Prevention of Rheumatic Fever
The most important step that must be followed to keep the rheumatic fever at bay is to properly treat any strep throat infection of your child within few days of the emergence of the symptoms. This treatment must be complete and thorough. All the prescribed dozes of medicine must be covered and completed to perfection. However, if a child is affected with this health condition, it is imperative that certain proper hygiene methods are followed:(2, 3)
- Wash your hands thoroughly
- Always cover your mouth while sneezing and coughing
- Do not come in close contact with people who are sick
- Do not share the personal things of the people who are affected by the condition.
Although, it is said that Rheumatic fever is a health condition that is not much heard of in the developed countries and it happens to be more conducive for the developing countries; there is no hard and fast rules establishing this fact till date.

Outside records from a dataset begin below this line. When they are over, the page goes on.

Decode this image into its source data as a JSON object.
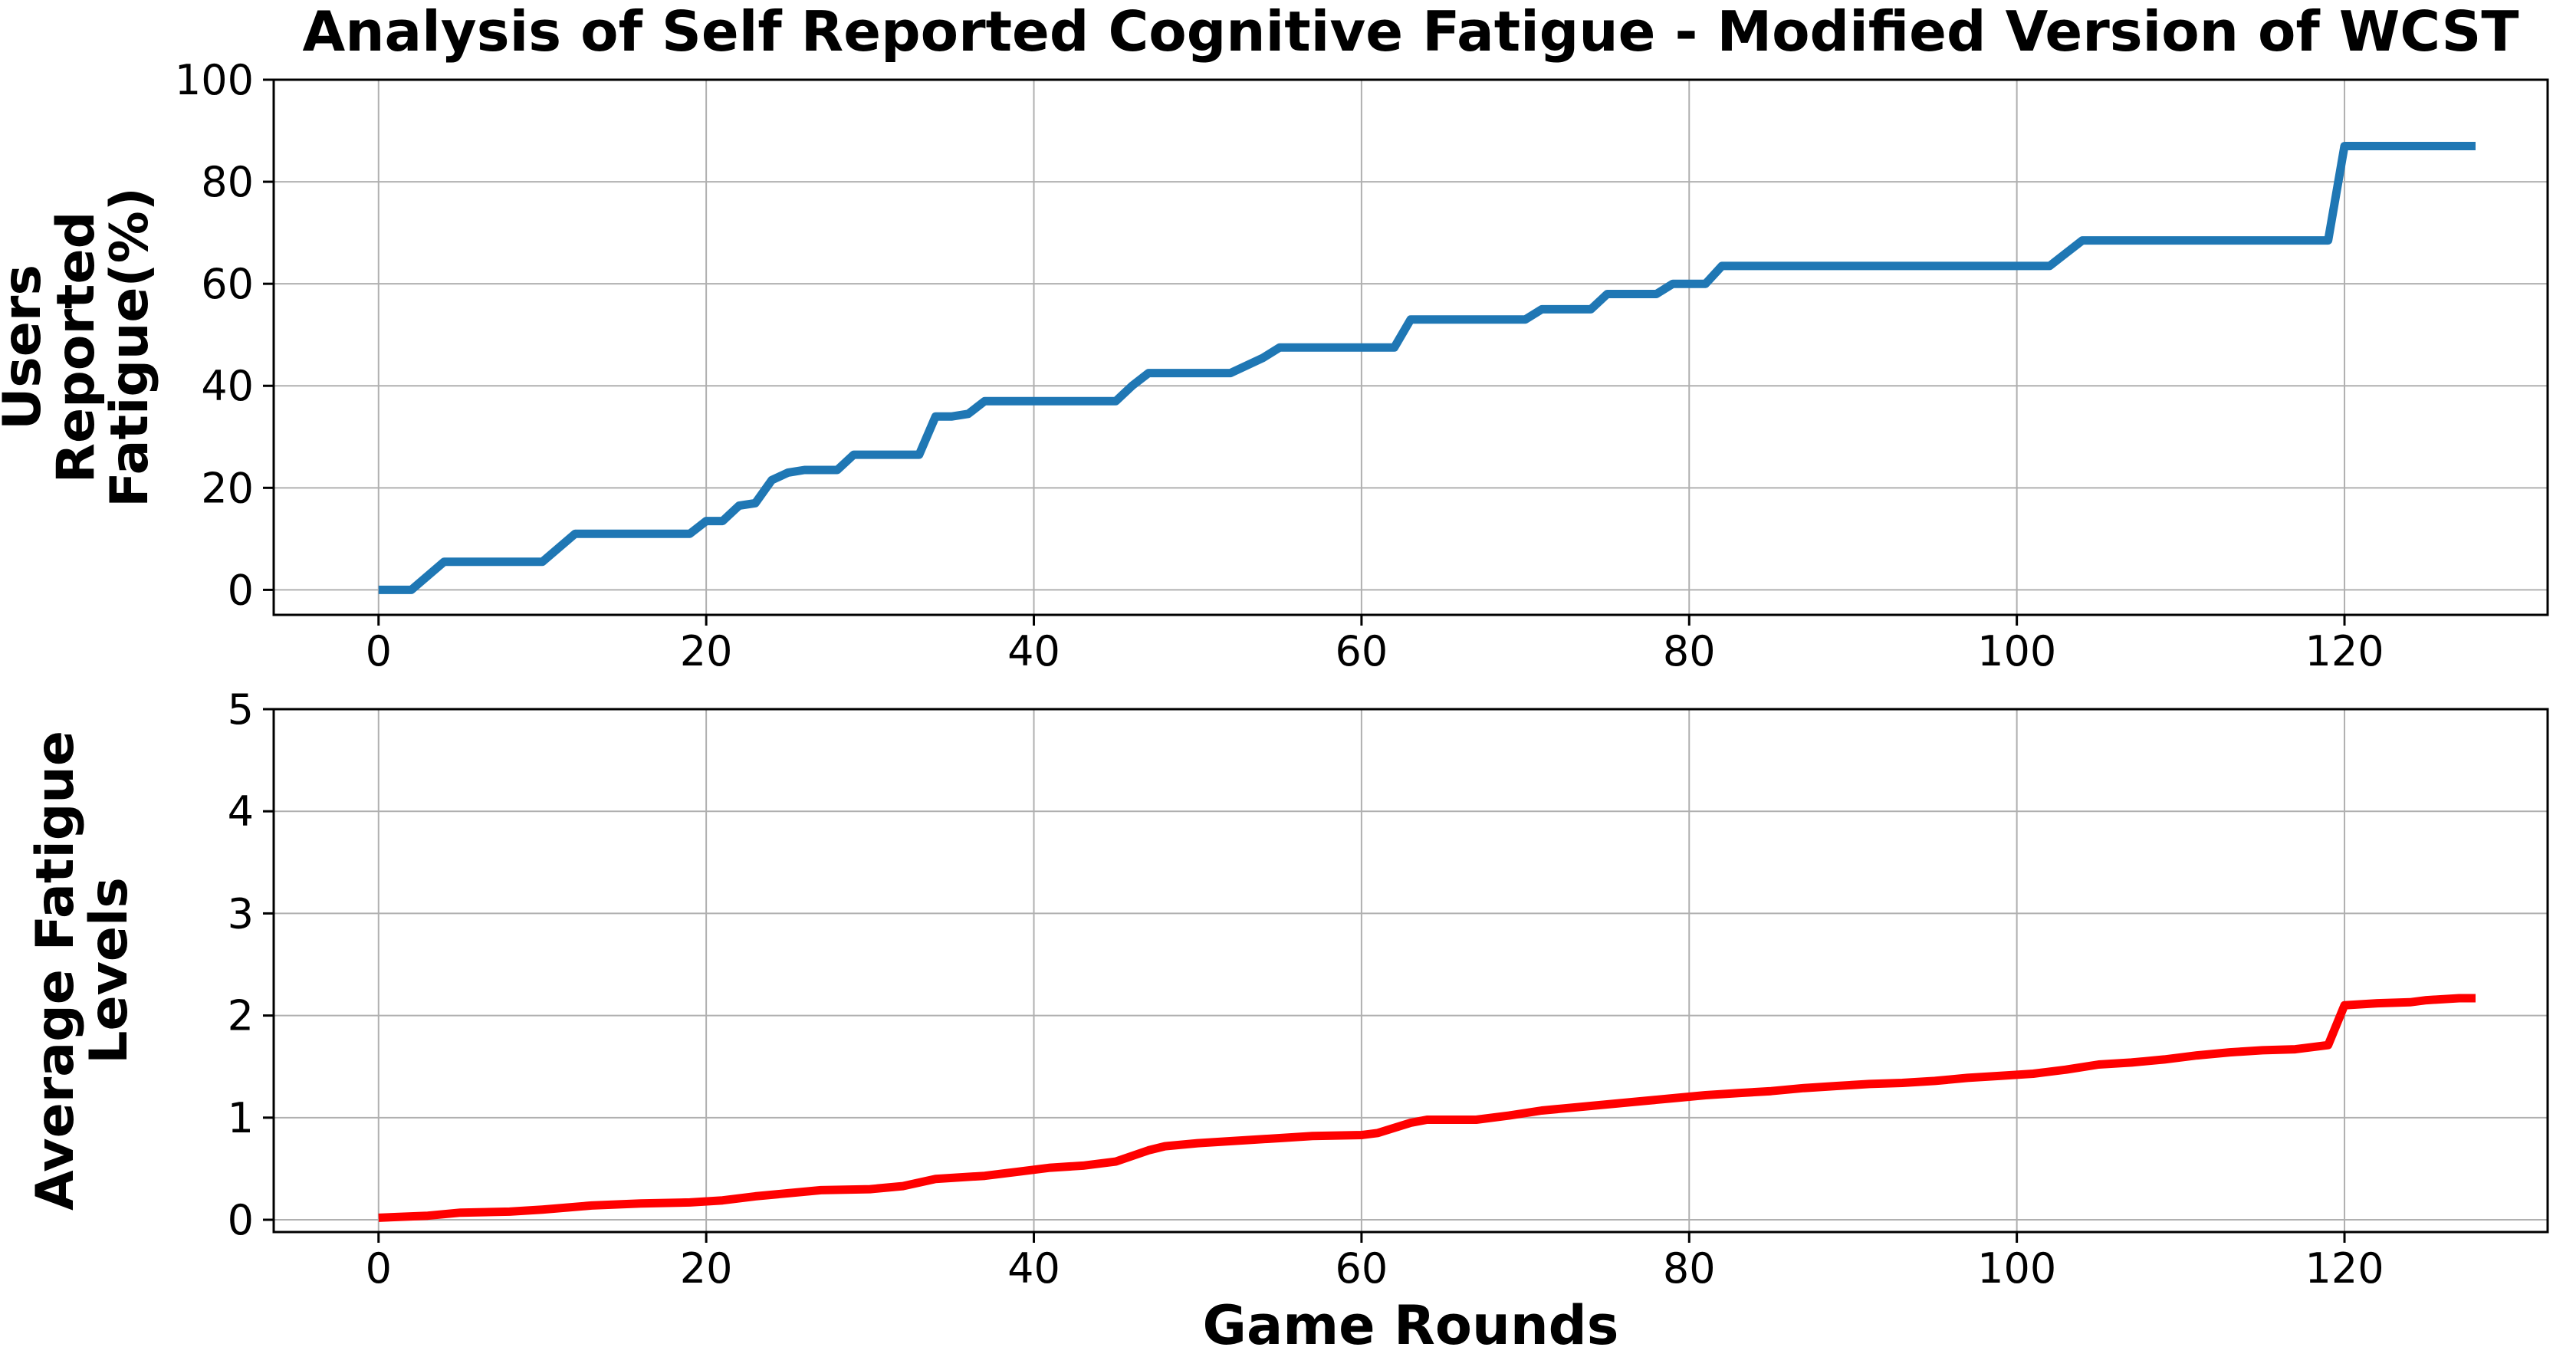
{
  "figure": {
    "title": "Analysis of Self Reported Cognitive Fatigue - Modified Version of WCST",
    "xlabel": "Game Rounds",
    "background": "#ffffff"
  },
  "styles": {
    "grid_color": "#b0b0b0",
    "spine_color": "#000000",
    "text_color": "#000000",
    "blue": "#1f77b4",
    "red": "#ff0000"
  },
  "chart_data": [
    {
      "type": "line",
      "name": "users-reported-fatigue",
      "title": "Analysis of Self Reported Cognitive Fatigue - Modified Version of WCST",
      "ylabel": "Users Reported Fatigue(%)",
      "ylabel_lines": [
        "Users",
        "Reported",
        "Fatigue(%)"
      ],
      "xlabel": "",
      "color": "#1f77b4",
      "line_width": 11,
      "grid": true,
      "legend": "none",
      "xlim": [
        -6.4,
        132.4
      ],
      "ylim": [
        -4.9,
        100
      ],
      "xticks": [
        0,
        20,
        40,
        60,
        80,
        100,
        120
      ],
      "yticks": [
        0,
        20,
        40,
        60,
        80,
        100
      ],
      "points": [
        [
          0,
          0
        ],
        [
          2,
          0
        ],
        [
          4,
          5.5
        ],
        [
          10,
          5.5
        ],
        [
          12,
          11
        ],
        [
          19,
          11
        ],
        [
          20,
          13.5
        ],
        [
          21,
          13.5
        ],
        [
          22,
          16.5
        ],
        [
          23,
          17
        ],
        [
          24,
          21.5
        ],
        [
          25,
          23
        ],
        [
          26,
          23.5
        ],
        [
          28,
          23.5
        ],
        [
          29,
          26.5
        ],
        [
          33,
          26.5
        ],
        [
          34,
          34
        ],
        [
          35,
          34
        ],
        [
          36,
          34.5
        ],
        [
          37,
          37
        ],
        [
          45,
          37
        ],
        [
          46,
          40
        ],
        [
          47,
          42.5
        ],
        [
          52,
          42.5
        ],
        [
          53,
          44
        ],
        [
          54,
          45.5
        ],
        [
          55,
          47.5
        ],
        [
          62,
          47.5
        ],
        [
          63,
          53
        ],
        [
          70,
          53
        ],
        [
          71,
          55
        ],
        [
          74,
          55
        ],
        [
          75,
          58
        ],
        [
          78,
          58
        ],
        [
          79,
          60
        ],
        [
          81,
          60
        ],
        [
          82,
          63.5
        ],
        [
          102,
          63.5
        ],
        [
          103,
          66
        ],
        [
          104,
          68.5
        ],
        [
          119,
          68.5
        ],
        [
          120,
          87
        ],
        [
          128,
          87
        ]
      ]
    },
    {
      "type": "line",
      "name": "average-fatigue-levels",
      "title": "",
      "ylabel": "Average Fatigue Levels",
      "ylabel_lines": [
        "Average Fatigue",
        "Levels"
      ],
      "xlabel": "Game Rounds",
      "color": "#ff0000",
      "line_width": 11,
      "grid": true,
      "legend": "none",
      "xlim": [
        -6.4,
        132.4
      ],
      "ylim": [
        -0.12,
        5
      ],
      "xticks": [
        0,
        20,
        40,
        60,
        80,
        100,
        120
      ],
      "yticks": [
        0,
        1,
        2,
        3,
        4,
        5
      ],
      "points": [
        [
          0,
          0.02
        ],
        [
          3,
          0.04
        ],
        [
          5,
          0.07
        ],
        [
          8,
          0.08
        ],
        [
          10,
          0.1
        ],
        [
          13,
          0.14
        ],
        [
          16,
          0.16
        ],
        [
          19,
          0.17
        ],
        [
          21,
          0.19
        ],
        [
          23,
          0.23
        ],
        [
          25,
          0.26
        ],
        [
          27,
          0.29
        ],
        [
          30,
          0.3
        ],
        [
          32,
          0.33
        ],
        [
          34,
          0.4
        ],
        [
          37,
          0.43
        ],
        [
          39,
          0.47
        ],
        [
          41,
          0.51
        ],
        [
          43,
          0.53
        ],
        [
          45,
          0.57
        ],
        [
          47,
          0.68
        ],
        [
          48,
          0.72
        ],
        [
          50,
          0.75
        ],
        [
          53,
          0.78
        ],
        [
          55,
          0.8
        ],
        [
          57,
          0.82
        ],
        [
          60,
          0.83
        ],
        [
          61,
          0.85
        ],
        [
          62,
          0.9
        ],
        [
          63,
          0.95
        ],
        [
          64,
          0.98
        ],
        [
          67,
          0.98
        ],
        [
          69,
          1.02
        ],
        [
          71,
          1.07
        ],
        [
          73,
          1.1
        ],
        [
          75,
          1.13
        ],
        [
          77,
          1.16
        ],
        [
          79,
          1.19
        ],
        [
          81,
          1.22
        ],
        [
          83,
          1.24
        ],
        [
          85,
          1.26
        ],
        [
          87,
          1.29
        ],
        [
          89,
          1.31
        ],
        [
          91,
          1.33
        ],
        [
          93,
          1.34
        ],
        [
          95,
          1.36
        ],
        [
          97,
          1.39
        ],
        [
          99,
          1.41
        ],
        [
          101,
          1.43
        ],
        [
          103,
          1.47
        ],
        [
          105,
          1.52
        ],
        [
          107,
          1.54
        ],
        [
          109,
          1.57
        ],
        [
          111,
          1.61
        ],
        [
          113,
          1.64
        ],
        [
          115,
          1.66
        ],
        [
          117,
          1.67
        ],
        [
          119,
          1.71
        ],
        [
          120,
          2.1
        ],
        [
          122,
          2.12
        ],
        [
          124,
          2.13
        ],
        [
          125,
          2.15
        ],
        [
          127,
          2.17
        ],
        [
          128,
          2.17
        ]
      ]
    }
  ]
}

In this context, it can be said that a person who has been affected by rheumatic fever might have to face a relapse in the coming times. This could lead to a worsening of the cardiac health. This is why a regular checkup is mandatory for the person who has been affected by rheumatic fever once. A complete course medicine should be taken in order to cure streptococcal infection and to prevent rheumatic fever; however, if one is already affected by the condition, then the advised medicines should be taken without failure in order to prevent further complications and worsening of the cardiac health.